Book Synopsis Sovereignty at the Paris Peace Conference of 1919 by : Leonard V. Smith
Download or read book Sovereignty at the Paris Peace Conference of 1919 written by Leonard V. Smith and published by Oxford University Press. This book was released on 2018-03-09 with total page 444 pages. Available in PDF, EPUB and Kindle. Book excerpt: We have known for many decades that the Paris Peace Conference of 1919 "failed", in the sense that it did not prevent the outbreak of World War II. This book investigates not whether the Paris Peace Conference succeeded or failed, but the historically specific international system it created. It explores the rules under which that system operated, and the kinds of states and empires that inhabited it.
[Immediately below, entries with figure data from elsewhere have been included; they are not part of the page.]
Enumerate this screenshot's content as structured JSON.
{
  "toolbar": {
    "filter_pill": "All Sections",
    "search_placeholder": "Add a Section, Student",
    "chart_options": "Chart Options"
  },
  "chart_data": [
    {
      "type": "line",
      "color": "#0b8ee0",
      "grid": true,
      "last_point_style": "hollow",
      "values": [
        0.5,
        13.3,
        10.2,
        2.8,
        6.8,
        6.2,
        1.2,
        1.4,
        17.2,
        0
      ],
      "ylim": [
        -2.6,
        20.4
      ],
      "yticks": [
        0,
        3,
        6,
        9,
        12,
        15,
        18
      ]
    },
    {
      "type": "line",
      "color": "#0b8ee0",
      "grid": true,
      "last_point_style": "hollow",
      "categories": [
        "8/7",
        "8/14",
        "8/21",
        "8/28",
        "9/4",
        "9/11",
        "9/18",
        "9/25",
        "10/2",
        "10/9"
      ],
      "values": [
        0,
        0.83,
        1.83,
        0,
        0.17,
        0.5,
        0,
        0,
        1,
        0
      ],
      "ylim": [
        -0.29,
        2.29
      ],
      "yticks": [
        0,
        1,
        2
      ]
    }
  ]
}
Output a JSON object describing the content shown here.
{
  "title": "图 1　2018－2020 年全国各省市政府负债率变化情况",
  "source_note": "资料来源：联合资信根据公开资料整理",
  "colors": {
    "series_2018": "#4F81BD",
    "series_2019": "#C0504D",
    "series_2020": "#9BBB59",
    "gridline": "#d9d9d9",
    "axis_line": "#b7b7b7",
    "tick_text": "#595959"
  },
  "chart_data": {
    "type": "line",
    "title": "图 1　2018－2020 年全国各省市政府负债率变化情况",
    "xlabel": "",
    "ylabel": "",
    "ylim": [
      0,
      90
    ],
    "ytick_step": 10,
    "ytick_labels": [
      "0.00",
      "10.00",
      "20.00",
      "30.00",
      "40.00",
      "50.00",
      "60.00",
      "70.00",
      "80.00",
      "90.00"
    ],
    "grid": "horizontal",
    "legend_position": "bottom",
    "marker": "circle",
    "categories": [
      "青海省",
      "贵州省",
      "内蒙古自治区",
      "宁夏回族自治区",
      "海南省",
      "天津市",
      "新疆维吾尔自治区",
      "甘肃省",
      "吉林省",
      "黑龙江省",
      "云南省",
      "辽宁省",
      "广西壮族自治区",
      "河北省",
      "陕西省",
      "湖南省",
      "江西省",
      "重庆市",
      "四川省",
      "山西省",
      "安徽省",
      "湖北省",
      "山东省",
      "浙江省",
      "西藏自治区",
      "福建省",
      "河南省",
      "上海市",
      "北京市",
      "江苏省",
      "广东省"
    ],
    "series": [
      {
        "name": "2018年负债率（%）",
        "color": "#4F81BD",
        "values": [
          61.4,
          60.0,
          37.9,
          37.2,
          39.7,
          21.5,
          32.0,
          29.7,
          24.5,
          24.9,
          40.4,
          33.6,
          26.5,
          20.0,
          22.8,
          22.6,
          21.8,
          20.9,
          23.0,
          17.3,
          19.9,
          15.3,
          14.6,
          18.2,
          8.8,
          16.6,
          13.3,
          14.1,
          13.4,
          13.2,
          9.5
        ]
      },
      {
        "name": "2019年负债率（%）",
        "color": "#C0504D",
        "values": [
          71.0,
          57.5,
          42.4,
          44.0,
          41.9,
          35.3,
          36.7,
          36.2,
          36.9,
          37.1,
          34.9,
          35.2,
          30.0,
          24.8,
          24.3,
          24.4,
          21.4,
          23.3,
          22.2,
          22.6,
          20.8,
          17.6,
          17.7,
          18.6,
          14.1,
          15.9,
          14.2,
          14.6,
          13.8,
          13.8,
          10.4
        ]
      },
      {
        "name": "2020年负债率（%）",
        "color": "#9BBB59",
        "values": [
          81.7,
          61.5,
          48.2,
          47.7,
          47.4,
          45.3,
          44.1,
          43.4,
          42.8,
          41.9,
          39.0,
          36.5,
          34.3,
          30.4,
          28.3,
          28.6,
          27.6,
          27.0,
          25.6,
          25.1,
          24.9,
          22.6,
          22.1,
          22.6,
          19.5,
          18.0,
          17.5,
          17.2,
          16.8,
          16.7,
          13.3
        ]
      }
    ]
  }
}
Deepening the dialogue between history and international relations theory makes it possible to think about sovereignty at the Paris Peace Conference in new ways. Sovereignty in 1919 was about not just determining of answers demarcating the international system, but also the questions. Sovereignty in 1919 was about remaking the world. Most histories of the Paris Peace Conference stop with the signing of the Treaty of Versailles with Germany on 28 June 1919. Sovereignty at the Paris Peace Conference of 1919 considers all five treaties produced by the conference as well as the Treaty of Lausanne with Turkey in 1923. It is organized not chronologically or geographically, but according to specific problems of sovereignty. A peace based on "justice" produced a criminalized Great Power in Germany, and a template problematically applied in the other treaties. The conference sought to unmix lands and peoples in the defeated multinational empires by drawing boundaries and defining ethnicities. The conference sought not so much to oppose revolution as to instrumentalize it in the new international system. The League of Nations, so often taken as the supreme symbol of the failure of the conference, is better considered as a continuation of the laboratory of sovereignty established in Paris.